Vertragsärztliche Versorgung. Aufbau- bzw Jungpraxen. Durchschnittsumsatz der Fachgruppe. Medizinisches Versorgungszentrum. Einstufung als Aufbau- bzw Jungpraxis. Honorarverteilungsvertrag. Privilegierung von Aufbau- bzw Jungpraxen. Grundsatz der Honorarverteilungsgerechtigkeit

 

Leitsatz (amtlich)

In der Anfangsphase vertragsärztlicher Tätigkeit (als "Wenigabrechner") unterdurchschnittlich abrechnende Praxen (Aufbau- bzw. Jungpraxen) müssen in effektiver und realistischer Weise zum Durchschnittsumsatz der Fachgruppe aufschließen können (vgl BSG vom 17.7.2013, - B 6 KA 32/12 R = BSGE 113, 298 = SozR 4-2500 § 85 Nr 76; vom 10.3.2004, - B 6 KA 3/03 R = BSGE 92, 233 = SozR 4-2500 § 85 Nr 9, jeweils juris). Das gilt auch für Medizinische Versorgungszentren (MVZ); für deren Einstufung als Aufbau- bzw Jungpraxis kommt es auf ihren Gründungszeitpunkt und nicht auf den Zeitpunkt der erstmaligen Zulassung der unter Zulassungsverzicht in das MVZ eintretenden Ärzte an. Regelungen des Honorarverteilungsvertrags über die Privilegierung von Aufbau- bzw. Jungpraxen (wie: Berechnung des Regelleistungsvolumens nach Fachgruppendurchschnittswerten) sind auf das Aufbau- bzw Jung-MVZ ggf entsprechend anzuwenden oder wegen des Grundsatzes der Honorarverteilungsgerechtigkeit verfassungskonform auszulegen.

 

Tenor

Auf die Berufung der Klägerin wird das Urteil des Sozialgerichts Stuttgart vom 22.11.2012 abgeändert. Die Beklagte wird unter Abänderung des (undatierten) RLV-Zuweisungsbescheids für das Quartal 1/2009 sowie der RLV-Zuweisung im Honorarbescheid für das Quartal 1/2009 vom 07.10.2009 (in der Gestalt des Honorarkorrekturbescheids vom 24.06.2010 und des Widerspruchsbescheids vom 02.02.2011) und unter Aufhebung des Bescheids vom 07.09.2009 in der Gestalt des Widerspruchsbescheids vom 02.02.2011 verurteilt, über den Antrag der Klägerin auf Zuweisung eines höheren RLV für das Quartal 1/2009 vom 30.04.2009 hinsichtlich der Berechnung des auf Dr. K.-H. L. entfallenden Teil-RLV unter Beachtung der Rechtsauffassung des Gerichts neu zu entscheiden. Im Übrigen wird die Berufung zurückgewiesen.

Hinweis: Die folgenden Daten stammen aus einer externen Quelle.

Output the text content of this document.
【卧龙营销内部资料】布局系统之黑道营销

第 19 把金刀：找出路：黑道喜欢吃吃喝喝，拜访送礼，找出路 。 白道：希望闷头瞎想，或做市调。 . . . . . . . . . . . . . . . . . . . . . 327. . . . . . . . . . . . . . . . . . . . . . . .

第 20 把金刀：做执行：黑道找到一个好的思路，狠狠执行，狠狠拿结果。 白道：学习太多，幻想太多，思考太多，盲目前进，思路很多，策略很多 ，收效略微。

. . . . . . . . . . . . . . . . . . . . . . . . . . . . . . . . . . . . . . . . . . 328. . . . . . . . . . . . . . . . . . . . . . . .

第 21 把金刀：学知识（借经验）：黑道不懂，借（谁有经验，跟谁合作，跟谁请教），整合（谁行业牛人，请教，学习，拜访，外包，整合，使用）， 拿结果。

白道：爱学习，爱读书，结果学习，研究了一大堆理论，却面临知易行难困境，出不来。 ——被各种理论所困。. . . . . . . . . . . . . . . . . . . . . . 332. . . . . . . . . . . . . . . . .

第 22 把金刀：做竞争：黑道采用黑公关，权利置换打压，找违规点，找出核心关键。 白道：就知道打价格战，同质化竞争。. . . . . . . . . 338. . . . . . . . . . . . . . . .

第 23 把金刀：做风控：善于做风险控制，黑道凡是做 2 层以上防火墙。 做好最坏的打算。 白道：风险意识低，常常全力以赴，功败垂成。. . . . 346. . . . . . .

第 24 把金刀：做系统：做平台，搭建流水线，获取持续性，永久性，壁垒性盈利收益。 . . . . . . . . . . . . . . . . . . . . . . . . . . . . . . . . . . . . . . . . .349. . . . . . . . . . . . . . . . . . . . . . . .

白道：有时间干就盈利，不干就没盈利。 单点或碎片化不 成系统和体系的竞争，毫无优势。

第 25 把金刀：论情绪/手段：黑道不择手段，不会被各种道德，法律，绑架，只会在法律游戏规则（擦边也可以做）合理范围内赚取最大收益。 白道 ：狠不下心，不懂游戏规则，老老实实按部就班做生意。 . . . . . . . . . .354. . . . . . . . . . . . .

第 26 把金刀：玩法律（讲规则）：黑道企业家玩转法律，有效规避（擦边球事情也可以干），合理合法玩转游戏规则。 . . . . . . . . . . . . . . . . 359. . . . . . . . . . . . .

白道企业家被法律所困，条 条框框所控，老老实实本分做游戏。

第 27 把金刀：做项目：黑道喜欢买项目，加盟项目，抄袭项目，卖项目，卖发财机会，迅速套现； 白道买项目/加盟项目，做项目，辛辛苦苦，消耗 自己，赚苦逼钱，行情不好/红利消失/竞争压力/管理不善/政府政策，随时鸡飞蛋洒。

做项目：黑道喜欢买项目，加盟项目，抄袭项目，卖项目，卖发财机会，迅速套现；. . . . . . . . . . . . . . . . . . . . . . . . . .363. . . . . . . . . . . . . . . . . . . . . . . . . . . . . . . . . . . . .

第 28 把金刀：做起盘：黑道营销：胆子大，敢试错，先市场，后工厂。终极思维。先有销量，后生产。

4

Die Klägerin trägt 3/4, die Beklagte 1/4 der Kosten des Verfahrens im Klageverfahren. Die Klägerin und die Beklagte tragen jeweils die Hälfte der Kosten des Verfahrens im Berufungsverfahren.

Der Streitwert des Berufungsverfahrens wird auf 5.000,00 € endgültig festgesetzt.

 

Tatbestand

Die Klägerin begehrt die Zuweisung eines höheren Regelleistungsvolumens (RLV) für das Quartal 1/2009.

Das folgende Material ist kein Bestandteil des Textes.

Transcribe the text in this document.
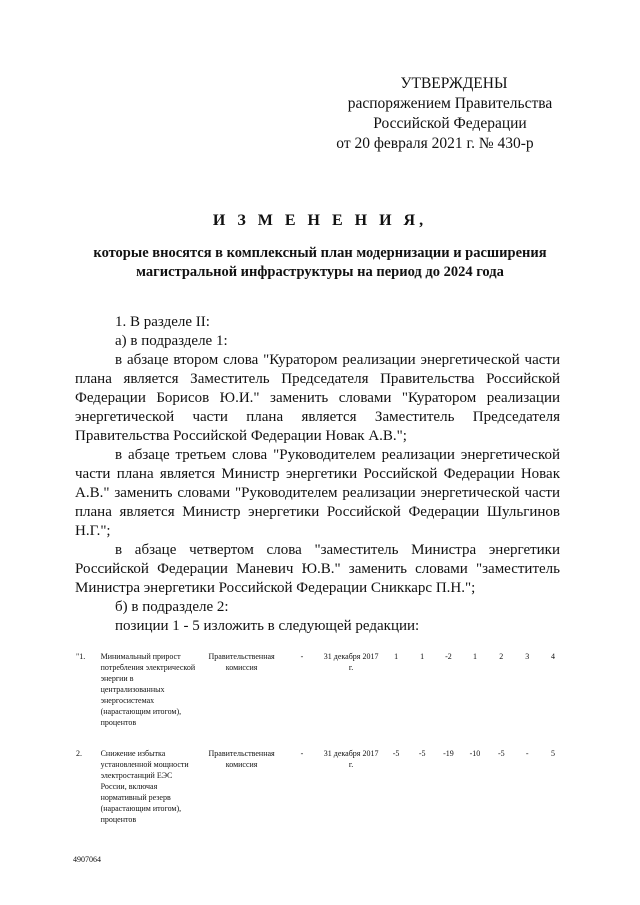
УТВЕРЖДЕНЫ
распоряжением Правительства
Российской Федерации
от 20 февраля 2021 г. № 430-р
И З М Е Н Е Н И Я,
которые вносятся в комплексный план модернизации и расширения магистральной инфраструктуры на период до 2024 года

1. В разделе II:

а) в подразделе 1:

в абзаце втором слова "Куратором реализации энергетической части плана является Заместитель Председателя Правительства Российской Федерации Борисов Ю.И." заменить словами "Куратором реализации энергетической части плана является Заместитель Председателя Правительства Российской Федерации Новак А.В.";

в абзаце третьем слова "Руководителем реализации энергетической части плана является Министр энергетики Российской Федерации Новак А.В." заменить словами "Руководителем реализации энергетической части плана является Министр энергетики Российской Федерации Шульгинов Н.Г.";

в абзаце четвертом слова "заместитель Министра энергетики Российской Федерации Маневич Ю.В." заменить словами "заместитель Министра энергетики Российской Федерации Сниккарс П.Н.";

б) в подразделе 2:

позиции 1 - 5 изложить в следующей редакции:

"1.	Минимальный прирост потребления электрической энергии в централизованных энергосистемах (нарастающим итогом), процентов	Правительственная комиссия	-	31 декабря 2017 г.	1	1	-2	1	2	3	4
2.	Снижение избытка установленной мощности электростанций ЕЭС России, включая нормативный резерв (нарастающим итогом), процентов	Правительственная комиссия	-	31 декабря 2017 г.	-5	-5	-19	-10	-5	-	5
4907064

Die Klägerin ist als Gesellschaft mit beschränkter Haftung (GmbH) Trägerin des Medizinischen Versorgungszentrums (MVZ) O. mit Sitz in Of., G. Straße ... Das MVZ ist seit dem 01.10.2007 zur Teilnahme an der vertragsärztlichen Versorgung zugelassen. In dem MVZ waren im Quartal 1/2009 die Fachärztin für Allgemeinmedizin Dr. U. L. und der Facharzt für Innere Medizin mit Schwerpunkt Gastroenterologie Dr. K.-H. L. jeweils mit dem Anrechnungsfaktor 1,0 als angestellte Ärzte tätig. Beide Ärzte hatten am 30.07.2007 zugunsten des MVZ auf die ihnen zum 01.10.1993 bzw. zum 01.04.1990 erteilten Zulassungen zur Teilnahme an der vertragsärztlichen Versorgung verzichtet. Sie waren als niedergelassene Vertragsärzte in Gemeinschaftspraxis mit Sitz in Of., H. Straße ... (etwa 1,5 km entfernt vom Sitz des MVZ), tätig gewesen.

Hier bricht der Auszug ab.